Sara Is Missing adalah sebuah game thriller interaktif keluaran Monsoon Lab. Pada game ini, kita bertugas untuk mencari dan menyelamatkan Sara yang menghilang. Sara adalah pemilik smartphone yang kita temukan di suatu tempat. Nah, kali ini Beda Unik akan membahas game Sara Is Missing, mulai dari gameplay, story dan rating yang nantinya akan kami berikan untuk game ini.

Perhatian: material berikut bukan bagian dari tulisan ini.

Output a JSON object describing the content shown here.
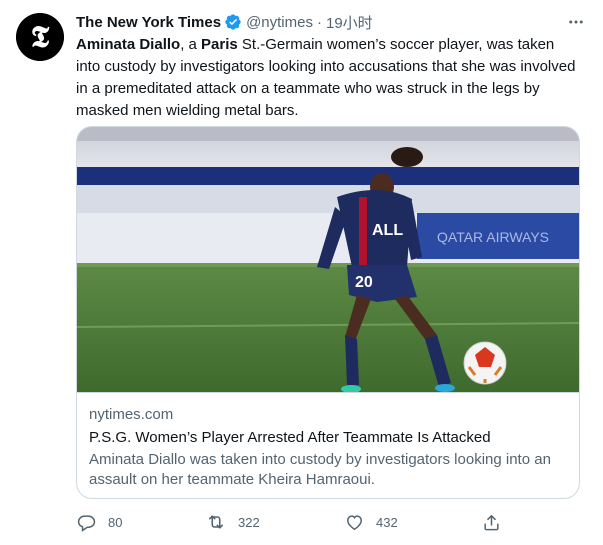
{
  "tweet": {
    "author": {
      "display_name": "The New York Times",
      "handle": "@nytimes",
      "separator": "·",
      "time": "19小时",
      "avatar_icon": "nyt-t-logo",
      "verified_color": "#1d9bf0"
    },
    "text": {
      "part1_bold": "Aminata Diallo",
      "part2": ", a ",
      "part3_bold": "Paris",
      "part4": " St.-Germain women’s soccer player, was taken into custody by investigators looking into accusations that she was involved in a premeditated attack on a teammate who was struck in the legs by masked men wielding metal bars."
    },
    "card": {
      "image_alt": "Soccer player in PSG kit dribbling a ball on a pitch",
      "jersey_sponsor": "ALL",
      "jersey_number": "20",
      "domain": "nytimes.com",
      "title": "P.S.G. Women’s Player Arrested After Teammate Is Attacked",
      "description": "Aminata Diallo was taken into custody by investigators looking into an assault on her teammate Kheira Hamraoui."
    },
    "actions": {
      "reply_count": "80",
      "retweet_count": "322",
      "like_count": "432",
      "reply_icon": "comment-icon",
      "retweet_icon": "retweet-icon",
      "like_icon": "heart-icon",
      "share_icon": "share-icon"
    },
    "colors": {
      "text_primary": "#0f1419",
      "text_secondary": "#536471",
      "border": "#cfd9de"
    }
  }
}
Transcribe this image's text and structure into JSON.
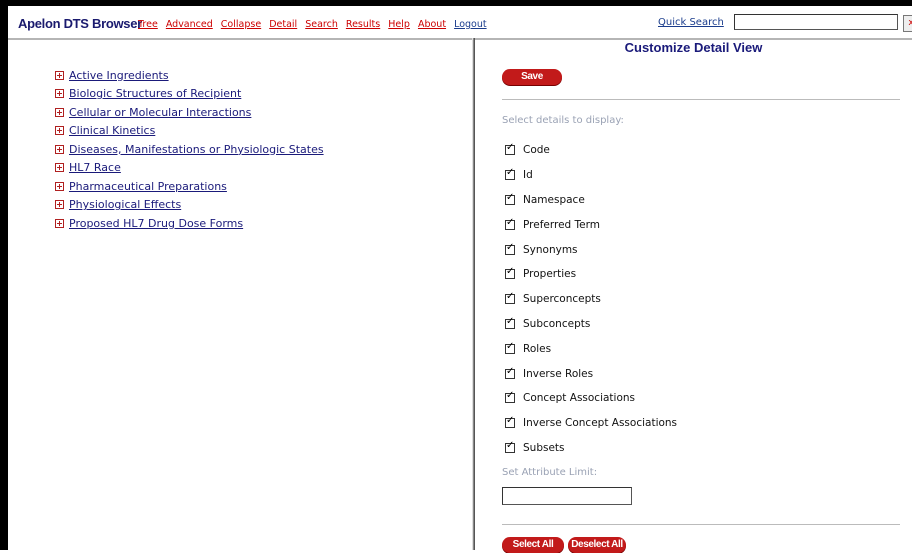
{
  "app": {
    "brand": "Apelon DTS Browser"
  },
  "nav": {
    "items": [
      "Tree",
      "Advanced",
      "Collapse",
      "Detail",
      "Search",
      "Results",
      "Help",
      "About",
      "Logout"
    ]
  },
  "quick_search": {
    "label": "Quick Search",
    "value": "",
    "go_label": "x"
  },
  "tree": {
    "items": [
      "Active Ingredients",
      "Biologic Structures of Recipient",
      "Cellular or Molecular Interactions",
      "Clinical Kinetics",
      "Diseases, Manifestations or Physiologic States",
      "HL7 Race",
      "Pharmaceutical Preparations",
      "Physiological Effects",
      "Proposed HL7 Drug Dose Forms"
    ]
  },
  "detail_panel": {
    "title": "Customize Detail View",
    "save_label": "Save",
    "select_prompt": "Select details to display:",
    "options": [
      {
        "label": "Code",
        "checked": true
      },
      {
        "label": "Id",
        "checked": true
      },
      {
        "label": "Namespace",
        "checked": true
      },
      {
        "label": "Preferred Term",
        "checked": true
      },
      {
        "label": "Synonyms",
        "checked": true
      },
      {
        "label": "Properties",
        "checked": true
      },
      {
        "label": "Superconcepts",
        "checked": true
      },
      {
        "label": "Subconcepts",
        "checked": true
      },
      {
        "label": "Roles",
        "checked": true
      },
      {
        "label": "Inverse Roles",
        "checked": true
      },
      {
        "label": "Concept Associations",
        "checked": true
      },
      {
        "label": "Inverse Concept Associations",
        "checked": true
      },
      {
        "label": "Subsets",
        "checked": true
      }
    ],
    "attribute_limit_label": "Set Attribute Limit:",
    "attribute_limit_value": "",
    "select_all_label": "Select All",
    "deselect_all_label": "Deselect All"
  },
  "colors": {
    "brand": "#1a1a6e",
    "nav_link": "#cc0000",
    "pill_button": "#c21a1a"
  }
}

Yak, jadi setelah memberanikan diri untuk mendownload game Sarah Is Missing (Yang selanjutnya disebut SIM), penulis memerlukan waktu sekitar 30 menit untuk akhirnya membuka aplikasi game ini. Yang membuat penulis cukup lama untuk dapat membuka aplikasi ini adalah akibat dari review-review game ini yang menyatakan bahwa SIM memuat konten “gore” atau disturbing material dan juga dapat membuat kita terkejut karena beberapa jumpscare  tersembunyi yang dapat tiba-tiba muncul di layar Smartphone kita (Salah sendiri kenapa penakut, tapi selalu penasaran TwT).

Gameplay:


Tampilan dari gameplay ini sangat epic dan menarik, karena kita akan disuguhkan dengan tampilan smartphone (yang sepertinya iPhone), seakan  kita benar-benar sedang menggenggam smartphone milik Sara. Hal pertama yang akan dimunculkan dalam game ini adalah tampilan layar smartphone (khas iPhone) yang sedang terkunci, setelah membuka kunci dengan cara slide ke arah kanan, terdapat notifikasi bahwa sistem gagal memproses dan harus di restart ulang.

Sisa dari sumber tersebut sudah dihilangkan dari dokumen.